The relative ease with which Luxturna, and then Novartis' Zolgensma, passed regulatory muster may have resulted in misplaced confidence among investors that development of other gene therapies would be as smooth.
Revelations that Novartis' application for approval of Zolgensma contained altered animal testing data, and the FDA's subsequent investigation, have now been followed by closer reviews of several companies' data packages.
Sarepta, for example, was recently asked to use a new test to evaluate the strength of its Duchenne muscular dystrophy gene therapy when produced for commercial use, while a trial of Zolgensma in older patients has been delayed because of an inflammatory response observed in animal studies.

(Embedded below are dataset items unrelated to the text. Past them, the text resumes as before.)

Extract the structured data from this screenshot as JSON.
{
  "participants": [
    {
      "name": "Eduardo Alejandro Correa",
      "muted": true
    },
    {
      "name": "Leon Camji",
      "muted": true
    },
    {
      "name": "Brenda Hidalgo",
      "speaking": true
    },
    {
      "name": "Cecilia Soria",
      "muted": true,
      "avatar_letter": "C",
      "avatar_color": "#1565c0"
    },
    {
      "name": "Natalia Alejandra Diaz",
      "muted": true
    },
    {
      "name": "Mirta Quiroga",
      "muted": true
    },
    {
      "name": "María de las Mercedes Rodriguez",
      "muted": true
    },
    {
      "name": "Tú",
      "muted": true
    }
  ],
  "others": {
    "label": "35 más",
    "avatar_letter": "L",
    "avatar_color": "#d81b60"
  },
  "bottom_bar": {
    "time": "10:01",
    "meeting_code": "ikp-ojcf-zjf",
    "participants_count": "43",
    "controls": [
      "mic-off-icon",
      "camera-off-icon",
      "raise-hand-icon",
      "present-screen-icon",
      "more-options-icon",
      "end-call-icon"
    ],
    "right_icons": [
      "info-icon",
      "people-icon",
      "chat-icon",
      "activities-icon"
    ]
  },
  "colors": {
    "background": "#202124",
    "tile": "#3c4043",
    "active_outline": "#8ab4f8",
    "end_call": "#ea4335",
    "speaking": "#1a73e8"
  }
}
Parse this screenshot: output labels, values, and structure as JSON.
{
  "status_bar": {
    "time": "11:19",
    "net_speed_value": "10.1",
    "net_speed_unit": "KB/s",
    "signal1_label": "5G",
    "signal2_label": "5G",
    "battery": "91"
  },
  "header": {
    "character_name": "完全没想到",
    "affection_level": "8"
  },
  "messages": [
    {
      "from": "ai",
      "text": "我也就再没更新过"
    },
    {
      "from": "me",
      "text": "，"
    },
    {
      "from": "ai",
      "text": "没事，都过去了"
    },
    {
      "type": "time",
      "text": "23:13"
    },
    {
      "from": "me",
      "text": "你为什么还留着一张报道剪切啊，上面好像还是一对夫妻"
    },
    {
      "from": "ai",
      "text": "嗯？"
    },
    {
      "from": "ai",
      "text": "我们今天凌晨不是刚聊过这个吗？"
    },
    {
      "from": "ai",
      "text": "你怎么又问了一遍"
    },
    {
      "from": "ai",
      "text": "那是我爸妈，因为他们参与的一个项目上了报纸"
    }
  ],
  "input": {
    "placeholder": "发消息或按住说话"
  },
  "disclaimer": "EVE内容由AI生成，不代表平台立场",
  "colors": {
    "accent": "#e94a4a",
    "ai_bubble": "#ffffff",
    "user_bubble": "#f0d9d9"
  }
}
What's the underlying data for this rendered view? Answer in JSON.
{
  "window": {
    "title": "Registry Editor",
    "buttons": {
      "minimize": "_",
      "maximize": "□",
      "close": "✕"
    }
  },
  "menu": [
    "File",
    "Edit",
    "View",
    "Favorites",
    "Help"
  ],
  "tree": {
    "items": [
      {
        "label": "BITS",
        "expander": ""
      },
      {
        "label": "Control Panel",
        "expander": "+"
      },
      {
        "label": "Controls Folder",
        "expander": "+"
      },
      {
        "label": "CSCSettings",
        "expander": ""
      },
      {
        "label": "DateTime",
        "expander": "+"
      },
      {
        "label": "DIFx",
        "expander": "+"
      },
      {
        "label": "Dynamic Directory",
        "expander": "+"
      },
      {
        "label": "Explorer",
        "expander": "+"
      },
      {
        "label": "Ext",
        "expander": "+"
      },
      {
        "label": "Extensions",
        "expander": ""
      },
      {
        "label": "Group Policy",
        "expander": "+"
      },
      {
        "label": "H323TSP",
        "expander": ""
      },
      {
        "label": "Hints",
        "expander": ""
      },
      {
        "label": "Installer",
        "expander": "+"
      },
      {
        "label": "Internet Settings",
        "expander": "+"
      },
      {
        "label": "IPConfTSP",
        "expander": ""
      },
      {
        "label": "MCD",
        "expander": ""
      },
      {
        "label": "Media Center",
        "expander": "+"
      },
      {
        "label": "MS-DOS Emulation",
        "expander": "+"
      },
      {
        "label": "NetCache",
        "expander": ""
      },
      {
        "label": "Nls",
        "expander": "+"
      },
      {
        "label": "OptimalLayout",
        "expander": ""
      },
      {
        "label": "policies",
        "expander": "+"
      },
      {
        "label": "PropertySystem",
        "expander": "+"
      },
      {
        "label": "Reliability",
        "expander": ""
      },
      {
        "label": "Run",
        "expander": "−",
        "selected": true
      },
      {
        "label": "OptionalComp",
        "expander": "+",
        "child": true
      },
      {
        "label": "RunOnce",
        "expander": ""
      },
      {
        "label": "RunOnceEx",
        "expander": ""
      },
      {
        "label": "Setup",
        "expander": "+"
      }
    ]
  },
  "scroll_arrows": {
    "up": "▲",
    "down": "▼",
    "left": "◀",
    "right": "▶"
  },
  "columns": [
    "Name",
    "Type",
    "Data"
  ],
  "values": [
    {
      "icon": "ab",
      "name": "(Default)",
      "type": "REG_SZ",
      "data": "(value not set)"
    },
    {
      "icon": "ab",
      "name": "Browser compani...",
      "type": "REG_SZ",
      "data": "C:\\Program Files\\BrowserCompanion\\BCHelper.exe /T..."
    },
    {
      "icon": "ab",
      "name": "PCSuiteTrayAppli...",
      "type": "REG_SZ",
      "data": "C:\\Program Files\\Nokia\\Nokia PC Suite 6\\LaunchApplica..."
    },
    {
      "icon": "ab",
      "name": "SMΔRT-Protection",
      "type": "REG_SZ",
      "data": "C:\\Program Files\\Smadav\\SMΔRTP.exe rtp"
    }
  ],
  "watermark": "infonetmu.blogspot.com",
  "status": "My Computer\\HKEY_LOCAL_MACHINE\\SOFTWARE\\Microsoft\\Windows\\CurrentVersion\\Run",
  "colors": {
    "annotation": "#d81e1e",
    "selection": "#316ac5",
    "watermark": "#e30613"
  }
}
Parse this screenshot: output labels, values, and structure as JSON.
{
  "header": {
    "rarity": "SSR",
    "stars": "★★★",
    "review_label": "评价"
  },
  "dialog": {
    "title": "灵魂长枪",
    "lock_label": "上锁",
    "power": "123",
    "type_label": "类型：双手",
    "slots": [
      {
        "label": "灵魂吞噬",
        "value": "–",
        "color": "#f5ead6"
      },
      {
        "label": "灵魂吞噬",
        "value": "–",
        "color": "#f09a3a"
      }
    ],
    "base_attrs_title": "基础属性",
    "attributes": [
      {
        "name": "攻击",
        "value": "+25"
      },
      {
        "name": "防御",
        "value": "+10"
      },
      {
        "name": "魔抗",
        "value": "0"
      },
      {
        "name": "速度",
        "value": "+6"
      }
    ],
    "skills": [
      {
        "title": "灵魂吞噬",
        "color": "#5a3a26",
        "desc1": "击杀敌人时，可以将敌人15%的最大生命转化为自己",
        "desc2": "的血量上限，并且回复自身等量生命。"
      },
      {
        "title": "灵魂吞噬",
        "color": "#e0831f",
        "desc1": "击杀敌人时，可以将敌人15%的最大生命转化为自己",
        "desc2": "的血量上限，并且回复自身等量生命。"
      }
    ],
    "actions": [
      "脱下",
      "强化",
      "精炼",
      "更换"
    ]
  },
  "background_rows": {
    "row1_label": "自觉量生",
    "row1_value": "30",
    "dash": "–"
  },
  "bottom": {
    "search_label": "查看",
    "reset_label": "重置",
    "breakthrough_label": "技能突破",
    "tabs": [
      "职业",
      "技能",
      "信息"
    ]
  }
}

The most notable setback in recent months was to BioMarin's hemophilia A gene therapy, which the FDA rejected outright because it said patients haven't been followed long enough. While some analysts argued the rejection was the result of factors specific to BioMarin's therapy and to hemophilia, others have raised questions about a potential change in the agency's risk tolerance.
In Voyager's case, the company didn't reveal much about the delay beyond indicating the FDA wants to review "certain chemistry, manufacturing and controls matters" — terminology referring to production processes and testing conducted to ensure drug products are consistently safe and effective between batches.
After receiving feedback, the company said it would address the FDA's concerns "promptly" to accelerate work on the Huntington's disease candidate.
If human testing had been cleared to begin, Voyager's gene therapy would have trailed a treatment from rival UniQure by just a few months. Shares in Voyager declined by 6% Tuesday, while UniQure stock slipped downwards by 2%.